Выбрать главу

Вчера Янковская сказала, что меня зовут Августом Берзинем, сегодня говорит, что я Дэвис Блейк, а завтра объявит Рабиндранатом Тагором…

Я решил заставить ее заговорить!

— Дэвис Блейк? — повторил я и добавил: — Это вы мне тоже не объясните?

— Объясню, но несколько позже, — ответила она, как обычно. — Вам надо слушаться — и все будет хорошо.

Я сделал вид, что подчинился; я позволил нашему разговору уклониться в сторону, и мы заговорили о неизвестном мне Берзине, которого Янковская знала, по–видимому, довольно хорошо. Я принялся иронизировать над его условными белесыми акварелями, наш разговор перешел на живопись вообще, Янковская сказала, что ей больше всего нравятся пуантилисты, всем художникам она предпочитала Синьяка, умеющего составлять видимый нами мир из мельчайших отдельных мазков…

Внезапно я схватил ее за руки и вывернул их назад, совсем так, как это делают мальчишки.

Янковская закричала:

— Вы с ума сошли!

Никогда ранее я так не обращался с женщиной, но меня вынуждали обстоятельства.

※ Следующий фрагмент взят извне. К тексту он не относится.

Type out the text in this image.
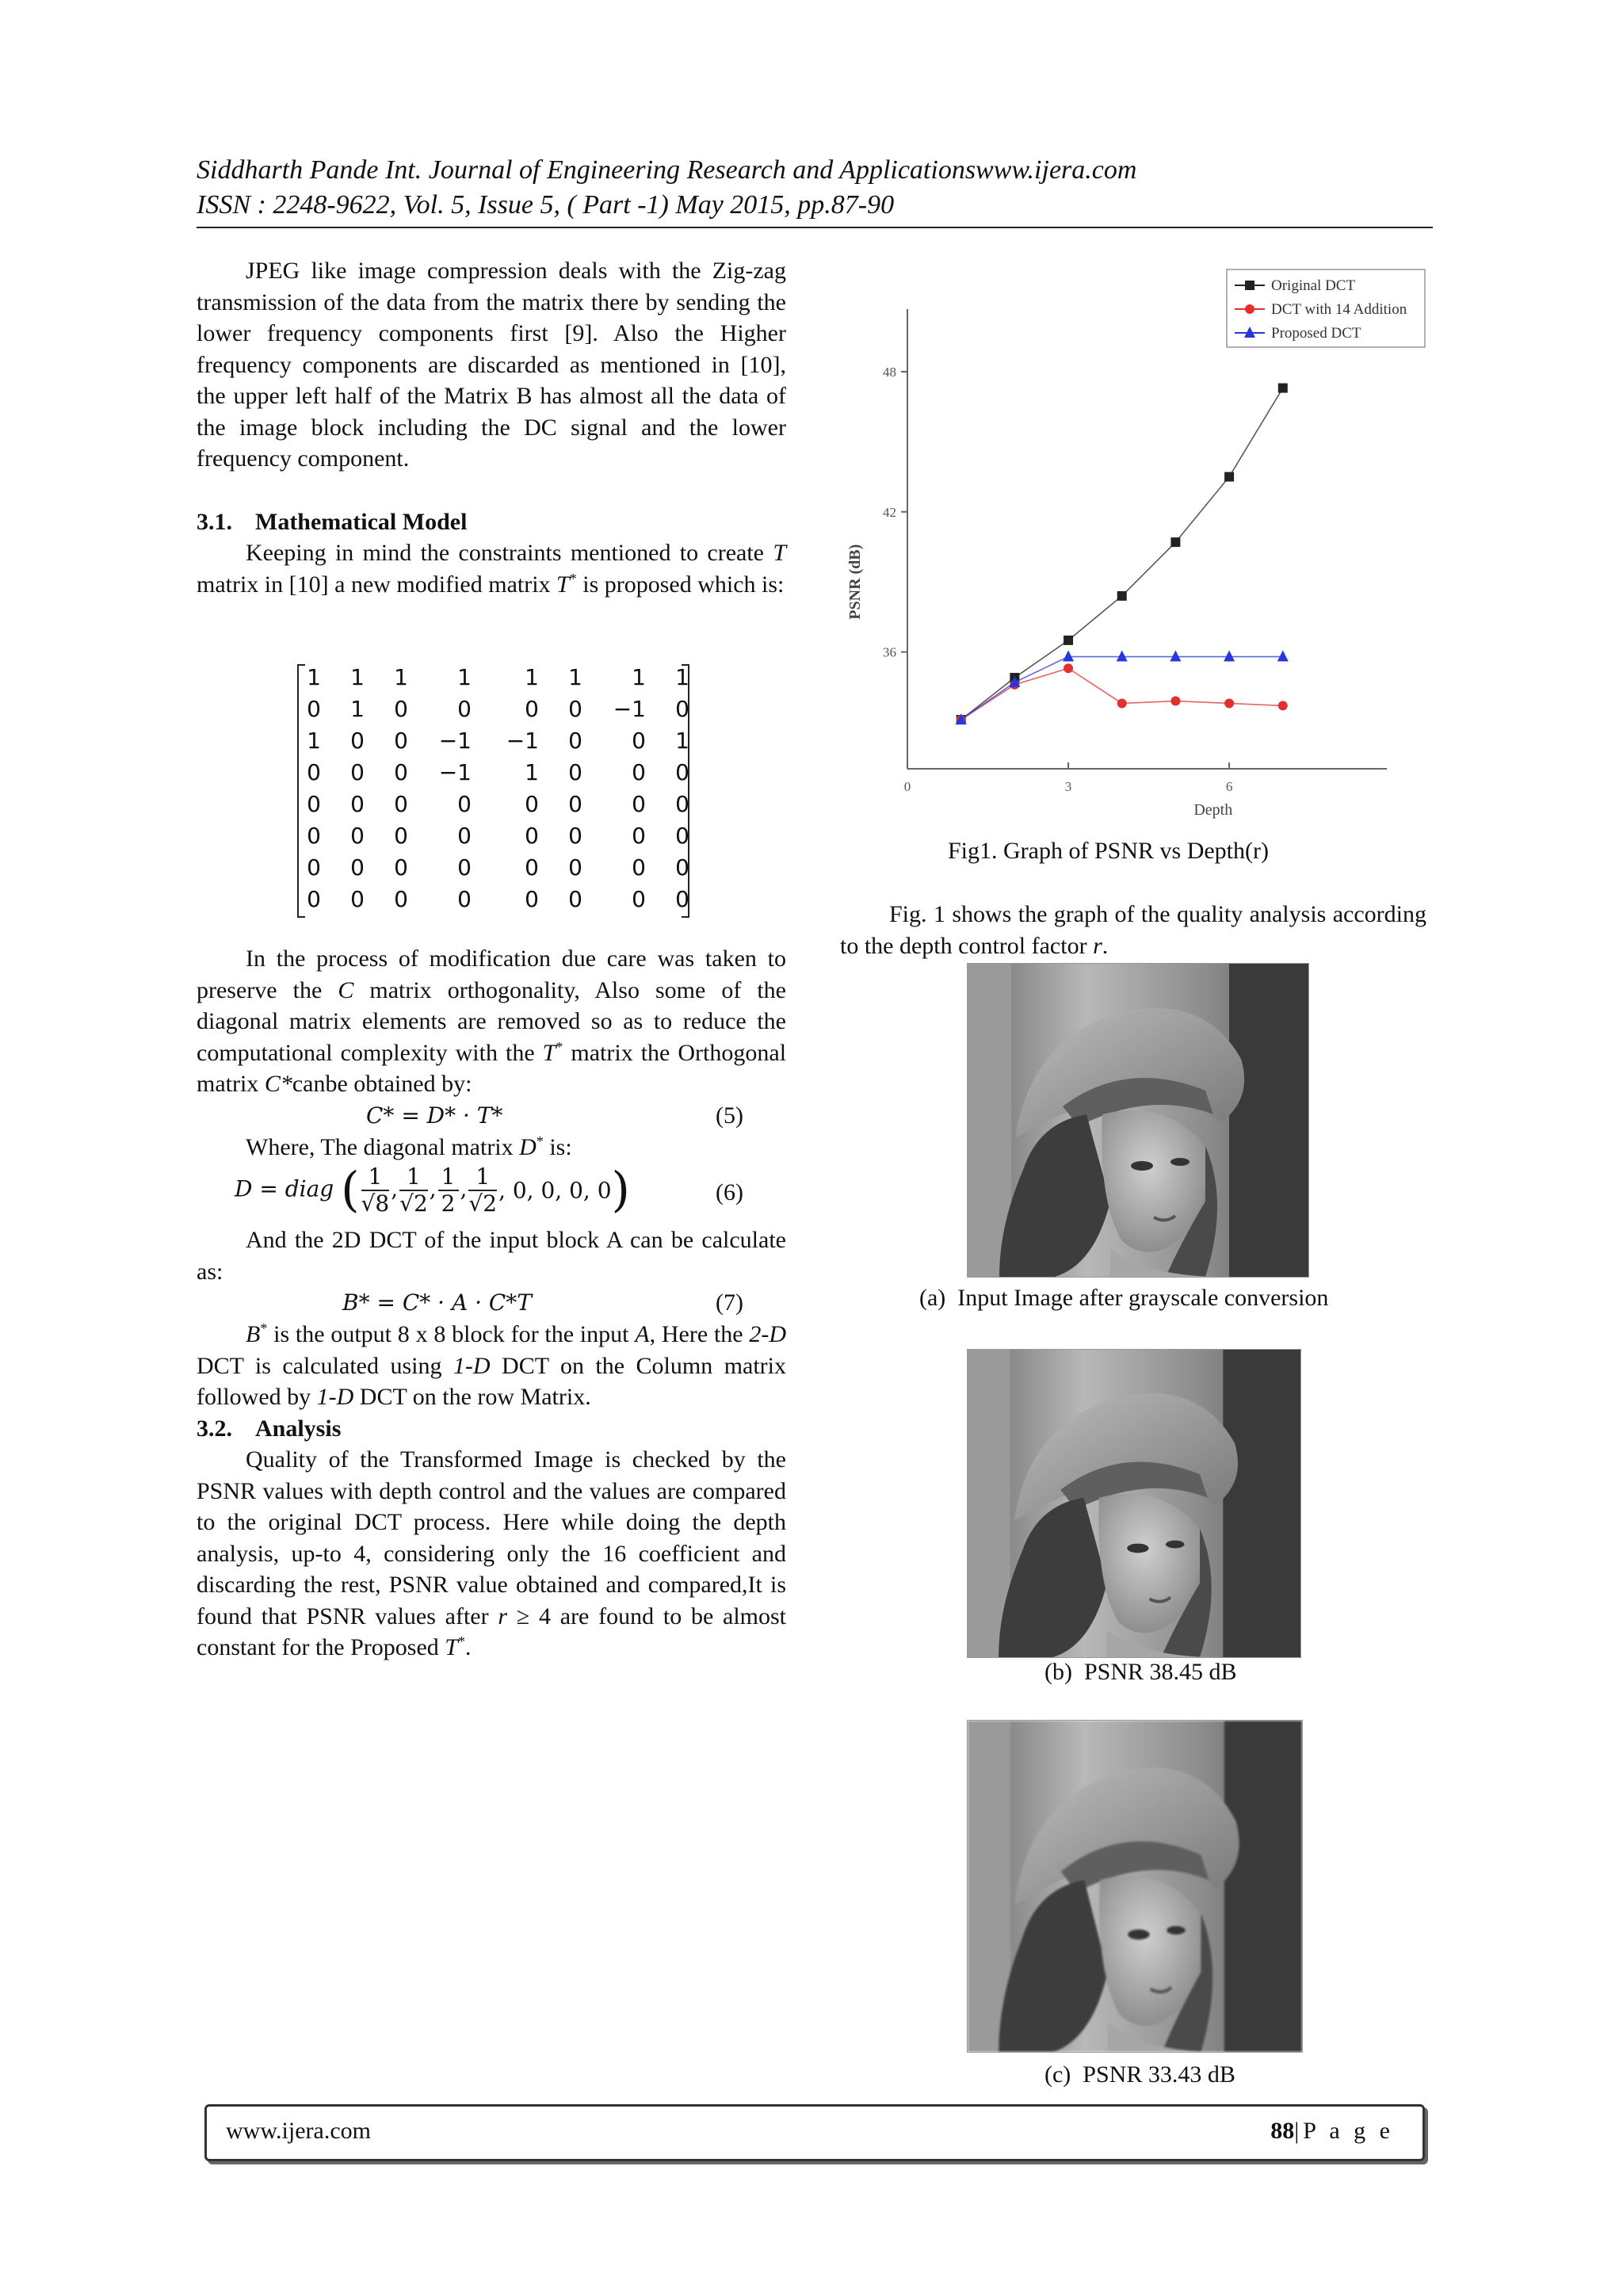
Siddharth Pande Int. Journal of Engineering Research and Applicationswww.ijera.com
ISSN : 2248-9622, Vol. 5, Issue 5, ( Part -1) May 2015, pp.87-90

JPEG like image compression deals with the Zig-zag transmission of the data from the matrix there by sending the lower frequency components first [9]. Also the Higher frequency components are discarded as mentioned in [10], the upper left half of the Matrix B has almost all the data of the image block including the DC signal and the lower frequency component.

3.1. Mathematical Model

Keeping in mind the constraints mentioned to create T matrix in [10] a new modified matrix T* is proposed which is:

1	1	1	1	1	1	1	1
0	1	0	0	0	0	−1	0
1	0	0	−1	−1	0	0	1
0	0	0	−1	1	0	0	0
0	0	0	0	0	0	0	0
0	0	0	0	0	0	0	0
0	0	0	0	0	0	0	0
0	0	0	0	0	0	0	0

In the process of modification due care was taken to preserve the C matrix orthogonality, Also some of the diagonal matrix elements are removed so as to reduce the computational complexity with the T* matrix the Orthogonal matrix C*canbe obtained by:

C* = D* · T*	(5)

Where, The diagonal matrix D* is:

D = diag ( $\frac{1}{√8}$ , $\frac{1}{√2}$ , $\frac{1}{2}$ , $\frac{1}{√2}$ , 0, 0, 0, 0)	(6)

And the 2D DCT of the input block A can be calculate as:

B* = C* · A · C*T	(7)

B* is the output 8 x 8 block for the input A, Here the 2-D DCT is calculated using 1-D DCT on the Column matrix followed by 1-D DCT on the row Matrix.

3.2. Analysis

Quality of the Transformed Image is checked by the PSNR values with depth control and the values are compared to the original DCT process. Here while doing the depth analysis, up-to 4, considering only the 16 coefficient and discarding the rest, PSNR value obtained and compared,It is found that PSNR values after r ≥ 4 are found to be almost constant for the Proposed T*.

0	3	6
36
42
48
Depth
PSNR (dB)
Original DCT
DCT with 14 Addition
Proposed DCT
Fig1. Graph of PSNR vs Depth(r)

Fig. 1 shows the graph of the quality analysis according to the depth control factor r.

(a) Input Image after grayscale conversion
(b) PSNR 38.45 dB
(c) PSNR 33.43 dB
www.ijera.com	88|P a g e
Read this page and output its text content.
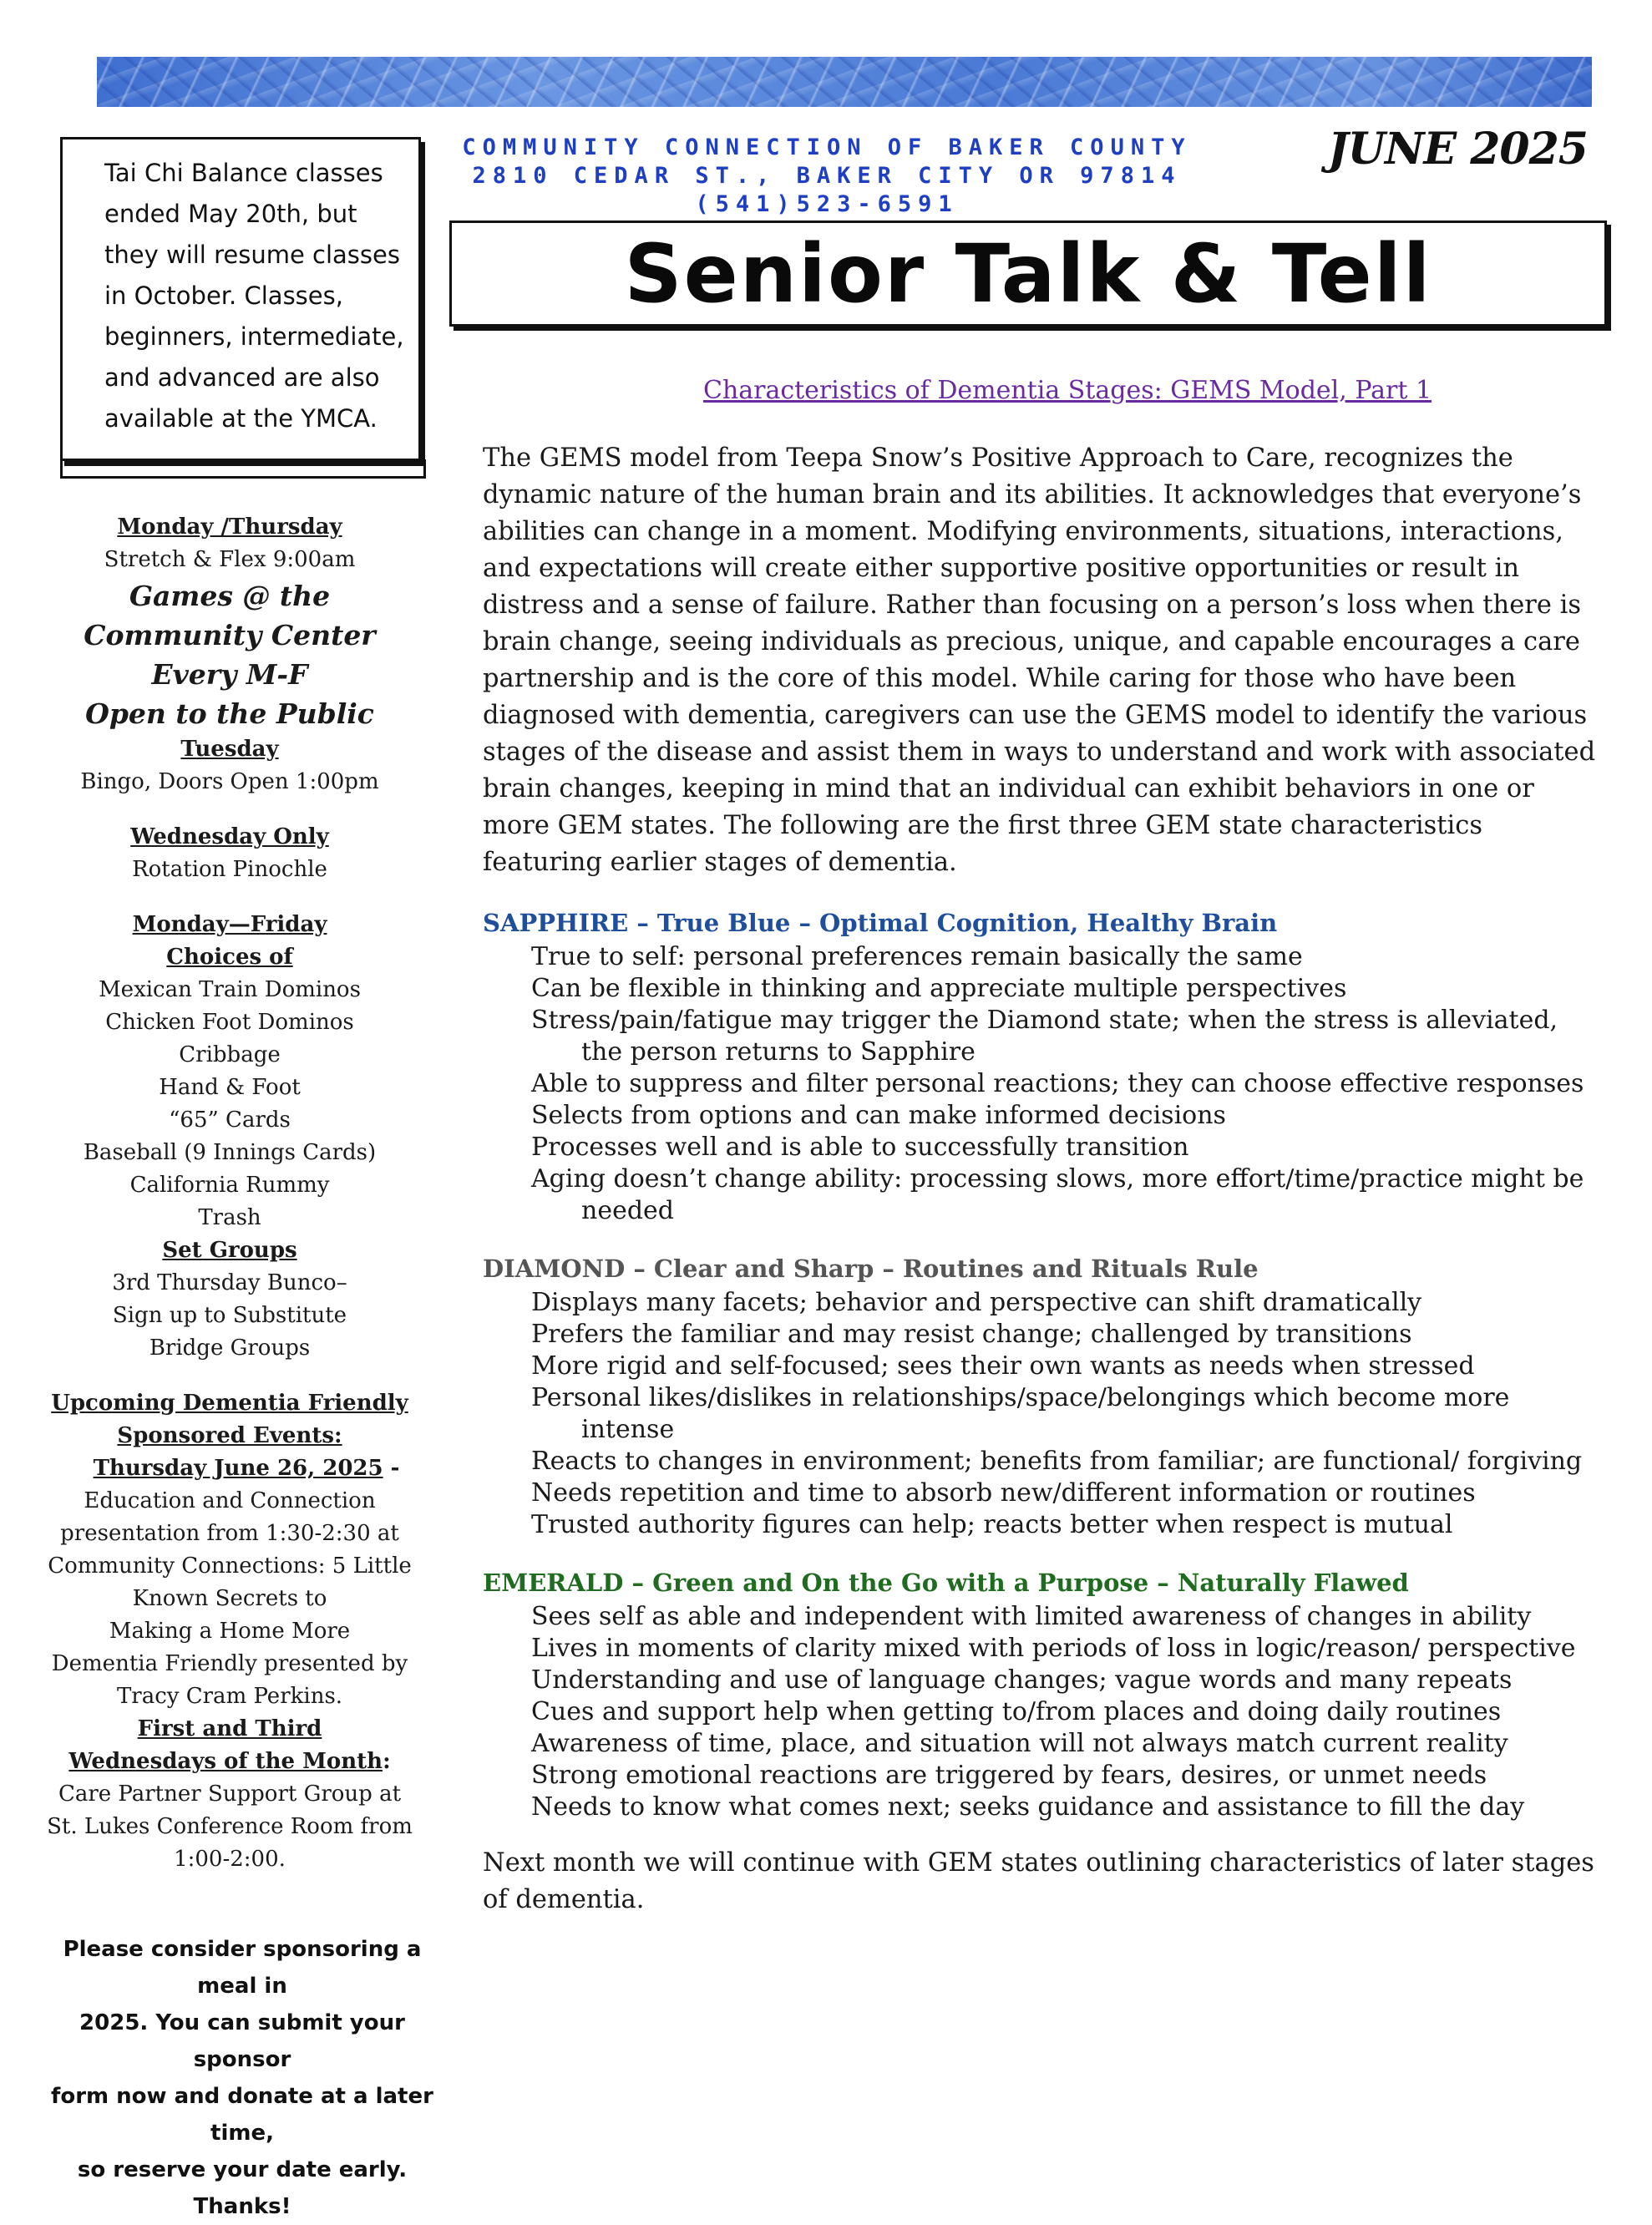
COMMUNITY CONNECTION OF BAKER COUNTY
2810 CEDAR ST., BAKER CITY OR 97814
(541)523-6591
JUNE 2025
Senior Talk & Tell
Tai Chi Balance classes ended May 20th, but they will resume classes in October. Classes, beginners, intermediate, and advanced are also available at the YMCA.
Monday /Thursday
Stretch & Flex 9:00am
Games @ the
Community Center
Every M-F
Open to the Public
Tuesday
Bingo, Doors Open 1:00pm
Wednesday Only
Rotation Pinochle
Monday—Friday
Choices of
Mexican Train Dominos
Chicken Foot Dominos
Cribbage
Hand & Foot
“65” Cards
Baseball (9 Innings Cards)
California Rummy
Trash
Set Groups
3rd Thursday Bunco–
Sign up to Substitute
Bridge Groups
Upcoming Dementia Friendly
Sponsored Events:
Thursday June 26, 2025 -
Education and Connection
presentation from 1:30-2:30 at
Community Connections: 5 Little
Known Secrets to
Making a Home More
Dementia Friendly presented by
Tracy Cram Perkins.
First and Third
Wednesdays of the Month:
Care Partner Support Group at
St. Lukes Conference Room from
1:00-2:00.
Please consider sponsoring a meal in
2025. You can submit your sponsor
form now and donate at a later time,
so reserve your date early. Thanks!
Characteristics of Dementia Stages: GEMS Model, Part 1
The GEMS model from Teepa Snow’s Positive Approach to Care, recognizes the dynamic nature of the human brain and its abilities. It acknowledges that everyone’s abilities can change in a moment. Modifying environments, situations, interactions, and expectations will create either supportive positive opportunities or result in distress and a sense of failure. Rather than focusing on a person’s loss when there is brain change, seeing individuals as precious, unique, and capable encourages a care partnership and is the core of this model. While caring for those who have been diagnosed with dementia, caregivers can use the GEMS model to identify the various stages of the disease and assist them in ways to understand and work with associated brain changes, keeping in mind that an individual can exhibit behaviors in one or more GEM states. The following are the first three GEM state characteristics featuring earlier stages of dementia.
SAPPHIRE – True Blue – Optimal Cognition, Healthy Brain
True to self: personal preferences remain basically the same
Can be flexible in thinking and appreciate multiple perspectives
Stress/pain/fatigue may trigger the Diamond state; when the stress is alleviated, the person returns to Sapphire
Able to suppress and filter personal reactions; they can choose effective responses
Selects from options and can make informed decisions
Processes well and is able to successfully transition
Aging doesn’t change ability: processing slows, more effort/time/practice might be needed
DIAMOND – Clear and Sharp – Routines and Rituals Rule
Displays many facets; behavior and perspective can shift dramatically
Prefers the familiar and may resist change; challenged by transitions
More rigid and self-focused; sees their own wants as needs when stressed
Personal likes/dislikes in relationships/space/belongings which become more intense
Reacts to changes in environment; benefits from familiar; are functional/ forgiving
Needs repetition and time to absorb new/different information or routines
Trusted authority figures can help; reacts better when respect is mutual
EMERALD – Green and On the Go with a Purpose – Naturally Flawed
Sees self as able and independent with limited awareness of changes in ability
Lives in moments of clarity mixed with periods of loss in logic/reason/ perspective
Understanding and use of language changes; vague words and many repeats
Cues and support help when getting to/from places and doing daily routines
Awareness of time, place, and situation will not always match current reality
Strong emotional reactions are triggered by fears, desires, or unmet needs
Needs to know what comes next; seeks guidance and assistance to fill the day
Next month we will continue with GEM states outlining characteristics of later stages of dementia.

— Марта! — сдавленным голосом крикнула Янковская, но я бесцеремонно прикрыл ей рот ладонью.

Перевязью с портьеры я прикрутил ей руки к туловищу и насильно усадил в кресло.

Без всяких церемоний я осмотрел ее; свой пистолет она обычно носила в сумочке или в кармане пальто, и никакая предосторожность не была с ней лишней.

Сдернутой со стола скатертью обвязал ей ноги и сел в кресло напротив.

— Поймите меня, Софья Викентьевна, — сказал я, — на этот раз вы в моих руках и будете мне отвечать. Даю слово, что в таком положении вы будете находиться до тех пор, пока не начнете говорить, а если так и не надумаете заговорить, я вас застрелю, а сам постараюсь добраться до своих, даже рискуя попасть в руки гестаповцев…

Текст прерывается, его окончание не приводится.